Simple Pickled Fennel

00h 20

This easy pickled fennel recipe transforms the sweet licorice flavour of fresh fennel into a tangy and vibrant condiment. Enjoy its crisp-tender texture and zesty flavour as a topping for salads, pizzas, and sandwiches, or as a delightful snack on its own

Ingredients and Method

Ingredients

  • 1 medium fennel bulb, trimmed and cut into large chunks
  • 1 tsp black peppercorns
  • 1/2 tsp chilli flakes
  • 1 tsp salt
  • 500ml water
  • 500ml apple cider vinegar

Method

  1. Trim the fennel bulb, removing any tough outer layers.

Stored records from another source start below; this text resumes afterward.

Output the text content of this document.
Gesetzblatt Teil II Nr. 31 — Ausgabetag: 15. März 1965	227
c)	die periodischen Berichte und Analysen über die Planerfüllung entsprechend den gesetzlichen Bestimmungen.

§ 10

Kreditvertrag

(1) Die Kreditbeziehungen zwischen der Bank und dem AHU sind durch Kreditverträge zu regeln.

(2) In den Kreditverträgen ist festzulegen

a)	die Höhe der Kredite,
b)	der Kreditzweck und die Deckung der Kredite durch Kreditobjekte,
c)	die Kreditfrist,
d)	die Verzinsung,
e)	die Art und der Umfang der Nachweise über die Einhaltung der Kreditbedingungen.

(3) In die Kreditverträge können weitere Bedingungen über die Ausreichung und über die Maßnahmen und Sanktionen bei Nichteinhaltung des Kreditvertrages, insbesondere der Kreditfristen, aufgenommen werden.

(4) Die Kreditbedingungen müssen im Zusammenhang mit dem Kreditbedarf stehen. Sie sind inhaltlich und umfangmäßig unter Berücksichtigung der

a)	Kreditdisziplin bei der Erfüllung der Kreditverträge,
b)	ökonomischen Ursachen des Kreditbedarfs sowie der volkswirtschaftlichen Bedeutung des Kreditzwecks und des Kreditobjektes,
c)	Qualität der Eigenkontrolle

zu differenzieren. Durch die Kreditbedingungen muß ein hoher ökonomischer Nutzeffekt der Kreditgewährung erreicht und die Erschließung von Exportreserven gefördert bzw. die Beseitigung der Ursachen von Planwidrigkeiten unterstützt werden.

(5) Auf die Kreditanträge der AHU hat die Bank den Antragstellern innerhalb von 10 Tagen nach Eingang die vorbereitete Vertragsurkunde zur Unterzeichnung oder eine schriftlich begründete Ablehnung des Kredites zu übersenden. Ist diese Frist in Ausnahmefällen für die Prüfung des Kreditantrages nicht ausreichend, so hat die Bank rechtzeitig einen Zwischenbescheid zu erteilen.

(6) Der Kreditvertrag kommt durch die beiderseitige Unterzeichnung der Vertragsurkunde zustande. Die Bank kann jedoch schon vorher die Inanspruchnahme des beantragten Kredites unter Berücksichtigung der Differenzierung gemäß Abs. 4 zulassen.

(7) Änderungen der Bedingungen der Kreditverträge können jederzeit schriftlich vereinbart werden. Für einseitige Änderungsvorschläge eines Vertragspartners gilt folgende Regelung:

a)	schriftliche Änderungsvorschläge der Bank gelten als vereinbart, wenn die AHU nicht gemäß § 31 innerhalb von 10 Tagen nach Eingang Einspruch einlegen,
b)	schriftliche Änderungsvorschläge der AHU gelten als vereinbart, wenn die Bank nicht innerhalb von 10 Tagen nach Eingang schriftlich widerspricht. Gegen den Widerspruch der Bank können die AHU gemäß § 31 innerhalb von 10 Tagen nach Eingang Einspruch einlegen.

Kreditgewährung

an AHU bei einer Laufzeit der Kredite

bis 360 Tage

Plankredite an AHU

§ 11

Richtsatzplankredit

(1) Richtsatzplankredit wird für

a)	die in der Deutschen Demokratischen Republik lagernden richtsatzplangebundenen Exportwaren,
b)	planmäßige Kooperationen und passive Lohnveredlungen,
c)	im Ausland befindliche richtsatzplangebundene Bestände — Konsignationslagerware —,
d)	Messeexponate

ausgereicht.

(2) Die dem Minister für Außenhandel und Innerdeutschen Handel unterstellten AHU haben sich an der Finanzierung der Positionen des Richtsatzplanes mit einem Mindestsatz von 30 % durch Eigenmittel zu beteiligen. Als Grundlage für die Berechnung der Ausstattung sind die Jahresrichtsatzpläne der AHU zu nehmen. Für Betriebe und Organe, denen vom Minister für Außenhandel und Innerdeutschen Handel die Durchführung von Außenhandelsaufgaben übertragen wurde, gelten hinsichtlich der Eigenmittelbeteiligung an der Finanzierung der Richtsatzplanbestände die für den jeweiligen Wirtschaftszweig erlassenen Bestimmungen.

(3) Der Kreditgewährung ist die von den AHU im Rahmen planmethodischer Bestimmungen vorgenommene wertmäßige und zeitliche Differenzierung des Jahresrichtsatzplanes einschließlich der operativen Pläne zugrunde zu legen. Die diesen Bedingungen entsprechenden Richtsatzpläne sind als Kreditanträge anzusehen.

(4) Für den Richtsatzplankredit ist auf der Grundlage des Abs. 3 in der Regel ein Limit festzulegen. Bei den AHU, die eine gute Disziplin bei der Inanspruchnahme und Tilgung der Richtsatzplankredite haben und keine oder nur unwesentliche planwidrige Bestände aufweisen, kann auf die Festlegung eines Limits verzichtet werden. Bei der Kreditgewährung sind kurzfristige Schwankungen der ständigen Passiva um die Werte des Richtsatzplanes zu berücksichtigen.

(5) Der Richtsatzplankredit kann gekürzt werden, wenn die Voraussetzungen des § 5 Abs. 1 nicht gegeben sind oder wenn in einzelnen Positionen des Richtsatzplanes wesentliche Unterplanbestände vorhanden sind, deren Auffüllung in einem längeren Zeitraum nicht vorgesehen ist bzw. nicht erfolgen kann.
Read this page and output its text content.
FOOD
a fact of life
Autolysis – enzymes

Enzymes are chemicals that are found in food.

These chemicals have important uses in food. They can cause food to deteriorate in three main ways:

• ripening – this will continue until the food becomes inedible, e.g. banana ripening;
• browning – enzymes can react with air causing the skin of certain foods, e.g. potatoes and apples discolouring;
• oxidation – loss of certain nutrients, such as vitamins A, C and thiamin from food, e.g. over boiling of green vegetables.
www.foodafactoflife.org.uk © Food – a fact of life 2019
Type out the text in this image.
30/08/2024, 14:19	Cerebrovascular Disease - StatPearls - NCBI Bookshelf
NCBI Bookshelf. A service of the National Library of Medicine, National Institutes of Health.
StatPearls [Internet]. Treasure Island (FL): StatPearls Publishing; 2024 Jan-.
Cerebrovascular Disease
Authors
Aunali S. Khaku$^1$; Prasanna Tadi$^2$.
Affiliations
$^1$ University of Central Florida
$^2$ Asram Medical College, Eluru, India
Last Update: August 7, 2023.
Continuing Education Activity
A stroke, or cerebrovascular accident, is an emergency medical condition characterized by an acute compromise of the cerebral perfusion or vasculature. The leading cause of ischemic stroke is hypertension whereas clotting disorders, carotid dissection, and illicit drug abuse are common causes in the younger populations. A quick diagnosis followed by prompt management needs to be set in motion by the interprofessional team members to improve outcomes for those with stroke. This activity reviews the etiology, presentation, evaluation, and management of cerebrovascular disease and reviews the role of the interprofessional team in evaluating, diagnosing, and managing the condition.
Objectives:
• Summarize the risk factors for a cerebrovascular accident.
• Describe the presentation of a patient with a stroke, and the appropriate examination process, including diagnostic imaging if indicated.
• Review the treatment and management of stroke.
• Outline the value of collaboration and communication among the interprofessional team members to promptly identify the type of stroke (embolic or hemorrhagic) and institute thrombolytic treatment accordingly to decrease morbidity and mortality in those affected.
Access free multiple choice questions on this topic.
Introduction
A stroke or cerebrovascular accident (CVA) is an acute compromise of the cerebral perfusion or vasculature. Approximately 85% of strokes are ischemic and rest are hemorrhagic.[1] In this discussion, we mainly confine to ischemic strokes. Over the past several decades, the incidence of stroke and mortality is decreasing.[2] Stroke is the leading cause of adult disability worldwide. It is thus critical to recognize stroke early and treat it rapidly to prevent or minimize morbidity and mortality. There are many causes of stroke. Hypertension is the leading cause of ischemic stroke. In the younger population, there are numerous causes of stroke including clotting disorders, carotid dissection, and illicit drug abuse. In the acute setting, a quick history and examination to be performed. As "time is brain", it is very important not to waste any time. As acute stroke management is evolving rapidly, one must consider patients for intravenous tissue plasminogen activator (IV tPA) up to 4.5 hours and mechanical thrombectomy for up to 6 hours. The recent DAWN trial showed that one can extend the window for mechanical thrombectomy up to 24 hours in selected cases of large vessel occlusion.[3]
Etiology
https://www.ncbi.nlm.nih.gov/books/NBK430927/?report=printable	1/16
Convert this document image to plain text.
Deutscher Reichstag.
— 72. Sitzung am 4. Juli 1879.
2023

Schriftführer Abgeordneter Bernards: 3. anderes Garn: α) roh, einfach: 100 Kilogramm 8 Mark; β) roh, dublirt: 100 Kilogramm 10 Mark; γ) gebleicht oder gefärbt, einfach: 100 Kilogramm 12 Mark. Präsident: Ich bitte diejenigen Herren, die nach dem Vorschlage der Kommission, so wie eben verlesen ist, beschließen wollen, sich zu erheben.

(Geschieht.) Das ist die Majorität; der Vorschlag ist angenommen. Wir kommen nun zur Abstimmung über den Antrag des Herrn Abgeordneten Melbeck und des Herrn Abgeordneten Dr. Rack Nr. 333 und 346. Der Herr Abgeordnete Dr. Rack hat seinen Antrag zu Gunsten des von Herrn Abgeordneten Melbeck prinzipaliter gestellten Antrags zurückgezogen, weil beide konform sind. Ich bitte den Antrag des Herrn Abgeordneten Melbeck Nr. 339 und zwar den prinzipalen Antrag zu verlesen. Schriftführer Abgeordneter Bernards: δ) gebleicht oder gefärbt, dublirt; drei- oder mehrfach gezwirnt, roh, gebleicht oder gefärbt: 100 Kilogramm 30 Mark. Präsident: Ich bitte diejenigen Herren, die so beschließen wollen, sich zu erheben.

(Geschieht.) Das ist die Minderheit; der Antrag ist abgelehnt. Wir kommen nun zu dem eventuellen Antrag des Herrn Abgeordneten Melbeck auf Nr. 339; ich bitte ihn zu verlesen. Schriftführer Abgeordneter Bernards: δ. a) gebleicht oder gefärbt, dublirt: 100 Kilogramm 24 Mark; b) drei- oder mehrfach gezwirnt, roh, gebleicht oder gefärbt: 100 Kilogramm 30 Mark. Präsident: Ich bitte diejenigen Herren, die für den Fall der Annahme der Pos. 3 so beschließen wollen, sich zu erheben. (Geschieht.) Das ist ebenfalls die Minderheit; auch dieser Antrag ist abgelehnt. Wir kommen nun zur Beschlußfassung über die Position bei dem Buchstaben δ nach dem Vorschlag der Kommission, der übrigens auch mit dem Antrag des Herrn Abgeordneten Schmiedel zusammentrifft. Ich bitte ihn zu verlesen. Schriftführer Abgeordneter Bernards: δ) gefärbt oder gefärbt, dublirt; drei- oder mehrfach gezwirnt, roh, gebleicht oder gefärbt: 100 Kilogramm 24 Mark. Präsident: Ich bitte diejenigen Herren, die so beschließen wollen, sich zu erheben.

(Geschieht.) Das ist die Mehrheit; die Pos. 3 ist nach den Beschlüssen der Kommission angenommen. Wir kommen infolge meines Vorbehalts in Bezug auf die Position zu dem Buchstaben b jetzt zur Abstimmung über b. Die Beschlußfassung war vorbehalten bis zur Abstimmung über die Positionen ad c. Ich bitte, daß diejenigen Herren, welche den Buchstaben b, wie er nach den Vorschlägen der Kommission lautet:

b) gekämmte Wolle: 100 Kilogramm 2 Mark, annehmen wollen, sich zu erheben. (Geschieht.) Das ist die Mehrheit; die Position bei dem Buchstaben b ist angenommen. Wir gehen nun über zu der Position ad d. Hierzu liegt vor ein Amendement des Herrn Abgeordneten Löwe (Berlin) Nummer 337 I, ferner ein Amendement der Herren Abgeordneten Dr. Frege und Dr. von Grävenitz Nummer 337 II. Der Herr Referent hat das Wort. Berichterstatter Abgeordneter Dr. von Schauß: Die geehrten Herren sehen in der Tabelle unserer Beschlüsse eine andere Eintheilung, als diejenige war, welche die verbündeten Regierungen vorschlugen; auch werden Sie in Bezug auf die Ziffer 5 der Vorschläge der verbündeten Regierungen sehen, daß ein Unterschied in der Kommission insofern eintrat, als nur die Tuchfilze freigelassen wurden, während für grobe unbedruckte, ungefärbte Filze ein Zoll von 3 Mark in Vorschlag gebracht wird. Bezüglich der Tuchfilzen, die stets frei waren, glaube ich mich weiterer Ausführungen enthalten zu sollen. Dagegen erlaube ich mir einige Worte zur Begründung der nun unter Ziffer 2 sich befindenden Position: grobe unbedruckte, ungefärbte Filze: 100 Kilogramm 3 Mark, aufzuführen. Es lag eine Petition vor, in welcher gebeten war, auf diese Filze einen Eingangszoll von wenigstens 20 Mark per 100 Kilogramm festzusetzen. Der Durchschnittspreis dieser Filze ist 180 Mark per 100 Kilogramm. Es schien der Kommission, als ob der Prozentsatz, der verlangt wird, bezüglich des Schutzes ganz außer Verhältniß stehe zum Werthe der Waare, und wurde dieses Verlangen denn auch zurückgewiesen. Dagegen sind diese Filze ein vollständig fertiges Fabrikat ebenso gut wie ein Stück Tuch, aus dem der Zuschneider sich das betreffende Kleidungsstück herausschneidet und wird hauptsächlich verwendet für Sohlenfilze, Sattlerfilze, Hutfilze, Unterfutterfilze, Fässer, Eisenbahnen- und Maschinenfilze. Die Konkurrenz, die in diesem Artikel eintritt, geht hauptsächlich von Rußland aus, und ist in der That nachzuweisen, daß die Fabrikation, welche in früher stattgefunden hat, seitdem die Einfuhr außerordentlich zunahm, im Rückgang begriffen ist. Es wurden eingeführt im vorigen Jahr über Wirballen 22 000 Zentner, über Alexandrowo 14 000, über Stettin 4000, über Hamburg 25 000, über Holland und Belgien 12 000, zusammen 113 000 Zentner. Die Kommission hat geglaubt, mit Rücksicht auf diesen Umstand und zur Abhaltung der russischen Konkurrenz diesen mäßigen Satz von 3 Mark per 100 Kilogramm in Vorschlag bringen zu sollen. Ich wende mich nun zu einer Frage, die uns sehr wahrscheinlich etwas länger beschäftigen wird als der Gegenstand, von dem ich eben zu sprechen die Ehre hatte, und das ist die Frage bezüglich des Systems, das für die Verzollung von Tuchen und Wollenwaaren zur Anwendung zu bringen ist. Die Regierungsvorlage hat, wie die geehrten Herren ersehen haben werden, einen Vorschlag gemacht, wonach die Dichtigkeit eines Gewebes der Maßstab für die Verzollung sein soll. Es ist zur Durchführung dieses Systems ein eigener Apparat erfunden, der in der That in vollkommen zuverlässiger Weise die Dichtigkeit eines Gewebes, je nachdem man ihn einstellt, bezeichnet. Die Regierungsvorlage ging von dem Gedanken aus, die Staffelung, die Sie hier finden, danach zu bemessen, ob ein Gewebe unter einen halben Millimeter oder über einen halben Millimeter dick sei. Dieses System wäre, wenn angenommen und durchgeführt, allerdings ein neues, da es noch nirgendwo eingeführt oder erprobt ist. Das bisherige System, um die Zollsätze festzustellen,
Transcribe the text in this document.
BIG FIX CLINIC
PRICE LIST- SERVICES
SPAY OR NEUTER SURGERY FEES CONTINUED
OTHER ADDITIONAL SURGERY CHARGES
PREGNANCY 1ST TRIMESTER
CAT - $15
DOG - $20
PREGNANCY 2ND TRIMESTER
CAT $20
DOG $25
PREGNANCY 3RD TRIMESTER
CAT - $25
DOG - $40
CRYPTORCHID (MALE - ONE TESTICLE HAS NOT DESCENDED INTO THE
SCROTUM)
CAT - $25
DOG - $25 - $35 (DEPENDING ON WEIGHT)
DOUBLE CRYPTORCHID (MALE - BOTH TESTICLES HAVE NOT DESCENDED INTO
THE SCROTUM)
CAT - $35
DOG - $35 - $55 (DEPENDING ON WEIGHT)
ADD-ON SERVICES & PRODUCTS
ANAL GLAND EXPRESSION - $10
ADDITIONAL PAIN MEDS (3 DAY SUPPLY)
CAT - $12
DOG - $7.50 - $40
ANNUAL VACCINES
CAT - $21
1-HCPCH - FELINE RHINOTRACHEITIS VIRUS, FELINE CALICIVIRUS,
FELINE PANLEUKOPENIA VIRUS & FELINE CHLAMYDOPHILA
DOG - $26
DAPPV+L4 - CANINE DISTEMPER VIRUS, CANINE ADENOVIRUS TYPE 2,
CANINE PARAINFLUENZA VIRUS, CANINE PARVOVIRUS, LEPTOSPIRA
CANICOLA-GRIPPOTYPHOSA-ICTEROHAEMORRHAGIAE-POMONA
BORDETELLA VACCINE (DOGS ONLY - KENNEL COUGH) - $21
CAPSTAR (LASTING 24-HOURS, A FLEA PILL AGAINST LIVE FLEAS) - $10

Cut the bulb into large chunks (about 2-3 inches).
  2. In a clean 1-liter Kilner Jar, layer the fennel chunks. Add the peppercorns, red pepper flakes, and salt. Pour in the water and then the apple cider vinegar.
  3. Wipe the rim of the jar clean with a damp cloth. Securely seal the jar with the lid. Store the jar in a cool, dark, and dry place, such as a pantry or a cool basement.

Recipe Tips

For best flavour and extended shelf life, refrigerate the preserved fennel. It should last for several months in the refrigerator. If stored in a consistently cool, dark, and dry pantry, the preserved fennel may last for several weeks. However, refrigeration is always recommended for optimal preservation and to prevent spoilage.